Cesare Beccaria (1738 – 1794) is to be counted among the many thinkers who, through their published works, affected the course of civilization in positive He wrote on crimes and punishments (Dei delitti e delle pene) long before Fyodor Dostoevsky wrote his Crime and Punishment: a novel in which Romanovich Rasolnikov murders a ruthless pawnbroker not only to punsh her, but to use her money to benefit humanity. This theme and the hero’s assumption in this novel that he had the right to kill on behalf of humanity is quite contrary to Beccaria’s thesis.
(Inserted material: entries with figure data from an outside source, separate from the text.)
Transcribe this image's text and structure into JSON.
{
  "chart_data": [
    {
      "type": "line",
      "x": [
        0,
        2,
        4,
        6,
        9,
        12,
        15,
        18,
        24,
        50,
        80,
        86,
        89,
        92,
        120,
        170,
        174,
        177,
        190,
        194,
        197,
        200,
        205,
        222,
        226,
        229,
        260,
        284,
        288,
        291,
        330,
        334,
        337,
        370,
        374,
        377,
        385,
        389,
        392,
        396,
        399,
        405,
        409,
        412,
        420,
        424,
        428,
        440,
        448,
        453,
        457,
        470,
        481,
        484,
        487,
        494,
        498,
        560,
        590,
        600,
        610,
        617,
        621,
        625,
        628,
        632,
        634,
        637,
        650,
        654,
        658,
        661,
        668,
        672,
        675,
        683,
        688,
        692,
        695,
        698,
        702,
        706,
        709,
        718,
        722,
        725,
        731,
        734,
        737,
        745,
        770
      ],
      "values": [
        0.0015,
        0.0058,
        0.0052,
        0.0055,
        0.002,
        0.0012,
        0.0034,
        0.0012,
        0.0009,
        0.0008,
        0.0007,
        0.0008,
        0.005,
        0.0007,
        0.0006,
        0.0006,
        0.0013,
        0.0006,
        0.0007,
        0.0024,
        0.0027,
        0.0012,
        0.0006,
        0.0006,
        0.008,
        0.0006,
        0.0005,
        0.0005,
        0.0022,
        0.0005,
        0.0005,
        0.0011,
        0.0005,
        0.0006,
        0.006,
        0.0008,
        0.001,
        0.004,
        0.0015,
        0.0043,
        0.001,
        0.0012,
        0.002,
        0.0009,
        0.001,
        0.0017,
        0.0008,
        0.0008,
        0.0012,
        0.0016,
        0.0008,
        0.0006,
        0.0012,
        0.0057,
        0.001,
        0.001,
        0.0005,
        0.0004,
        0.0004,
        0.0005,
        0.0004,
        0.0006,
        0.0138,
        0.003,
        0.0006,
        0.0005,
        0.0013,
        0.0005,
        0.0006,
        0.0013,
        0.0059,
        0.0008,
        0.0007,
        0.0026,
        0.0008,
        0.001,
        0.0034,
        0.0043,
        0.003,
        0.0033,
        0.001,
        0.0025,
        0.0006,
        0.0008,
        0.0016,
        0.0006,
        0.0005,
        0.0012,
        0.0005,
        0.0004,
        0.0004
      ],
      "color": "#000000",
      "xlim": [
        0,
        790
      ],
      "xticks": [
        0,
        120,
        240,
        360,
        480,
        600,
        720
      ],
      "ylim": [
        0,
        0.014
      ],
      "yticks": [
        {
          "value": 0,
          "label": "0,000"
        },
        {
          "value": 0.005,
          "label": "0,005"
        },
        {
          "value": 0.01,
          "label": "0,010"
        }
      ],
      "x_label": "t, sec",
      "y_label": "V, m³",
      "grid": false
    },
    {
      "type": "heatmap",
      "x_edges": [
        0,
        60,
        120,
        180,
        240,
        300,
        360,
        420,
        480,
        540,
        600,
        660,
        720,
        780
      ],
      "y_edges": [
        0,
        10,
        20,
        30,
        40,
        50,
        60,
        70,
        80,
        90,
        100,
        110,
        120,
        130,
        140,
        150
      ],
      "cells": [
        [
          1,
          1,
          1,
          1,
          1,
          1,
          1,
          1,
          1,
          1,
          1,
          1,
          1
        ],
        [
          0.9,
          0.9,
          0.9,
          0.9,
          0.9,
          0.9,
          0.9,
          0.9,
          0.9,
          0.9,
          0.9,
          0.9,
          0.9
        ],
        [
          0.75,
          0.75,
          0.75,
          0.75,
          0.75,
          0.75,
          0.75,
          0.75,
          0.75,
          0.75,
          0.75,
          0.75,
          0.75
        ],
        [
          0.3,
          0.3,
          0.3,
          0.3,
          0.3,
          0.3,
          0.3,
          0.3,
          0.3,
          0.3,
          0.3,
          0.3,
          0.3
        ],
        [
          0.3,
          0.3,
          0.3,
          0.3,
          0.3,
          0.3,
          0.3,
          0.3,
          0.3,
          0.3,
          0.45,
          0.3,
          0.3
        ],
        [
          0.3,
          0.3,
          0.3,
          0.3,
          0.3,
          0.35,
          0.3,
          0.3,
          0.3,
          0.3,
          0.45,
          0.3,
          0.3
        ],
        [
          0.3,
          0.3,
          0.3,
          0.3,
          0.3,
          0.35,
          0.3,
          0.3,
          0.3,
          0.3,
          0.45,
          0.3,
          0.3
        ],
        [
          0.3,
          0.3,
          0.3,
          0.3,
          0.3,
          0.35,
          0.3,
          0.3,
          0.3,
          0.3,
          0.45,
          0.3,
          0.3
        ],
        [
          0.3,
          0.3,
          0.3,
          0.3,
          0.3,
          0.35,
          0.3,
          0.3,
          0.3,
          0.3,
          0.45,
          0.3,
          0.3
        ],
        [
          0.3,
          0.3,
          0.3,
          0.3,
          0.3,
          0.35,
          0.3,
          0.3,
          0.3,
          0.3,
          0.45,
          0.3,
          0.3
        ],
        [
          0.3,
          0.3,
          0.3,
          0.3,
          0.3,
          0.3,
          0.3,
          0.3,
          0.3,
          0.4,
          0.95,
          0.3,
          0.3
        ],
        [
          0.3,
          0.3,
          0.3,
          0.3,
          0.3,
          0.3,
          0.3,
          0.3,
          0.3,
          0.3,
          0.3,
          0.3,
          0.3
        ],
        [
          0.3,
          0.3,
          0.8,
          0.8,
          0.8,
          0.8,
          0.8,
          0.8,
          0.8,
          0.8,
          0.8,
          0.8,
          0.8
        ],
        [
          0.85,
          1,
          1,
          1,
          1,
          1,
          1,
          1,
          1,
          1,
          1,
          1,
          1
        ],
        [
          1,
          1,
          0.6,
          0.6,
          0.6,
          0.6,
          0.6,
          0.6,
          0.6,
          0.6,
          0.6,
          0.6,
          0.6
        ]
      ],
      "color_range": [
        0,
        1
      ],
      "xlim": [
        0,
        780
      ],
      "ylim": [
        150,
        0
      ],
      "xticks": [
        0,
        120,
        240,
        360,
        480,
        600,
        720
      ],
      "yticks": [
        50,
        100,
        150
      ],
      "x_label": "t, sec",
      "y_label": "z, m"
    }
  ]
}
Beccaria was the first to declare that no person or institution (including the government) had the right to take the life of another human being. This was a revolutionary idea in the eighteenth century. Beccaria introduced the notion that crimes can be presented by giving young people proper education. It is the fear of being punished and not the fear of the severity of the punishment that would serve as a deterrent for criminal acts. He also pleaded for public trails and not closed-room convictions, and expounded on the idea that justice delayed is justice denied.
Beccaria was clever to pay homage to the government which allowed him to express his ideas openly. “If I am not afraid of raising myself above received wisdom,” he said, “I owe this happy boldness to the sweet and enlightened government under which I live.” His work was well received by the philosophers of the Enlightenment, and translated into several languages. Nevertheless, there were also many who castigated, criticized and condemned for his book. A Demonical friar called Beccaria a fanatic, an imposter, a dangerous writer, and such. He described the book with such adjectives as monstrous, poisonous, and ridiculous. He went on to say that the book was impudently blasphemous, pathetic in reasoning, with tasteless and indecent jokes, sophisms, and gross assumptions. Beccaria was accused of twenty-one impieties.
It is important to recall these vestiges of what may seem to be a bygone era because in our own times it is not unusual to see such language used by the guardians of the status quo against those who openly call for the repudiation of social injustice and for change in long-practiced anachronistic and unconscionable behavior toward fellow human beings and groups.
We moderns take many of the values Beccaria advocated to be self-evident. But let us not forget that even today there are governments that hold secret trials, that torture their own citizens, and that condemn criminals to the hangman’s rope or the electric chair.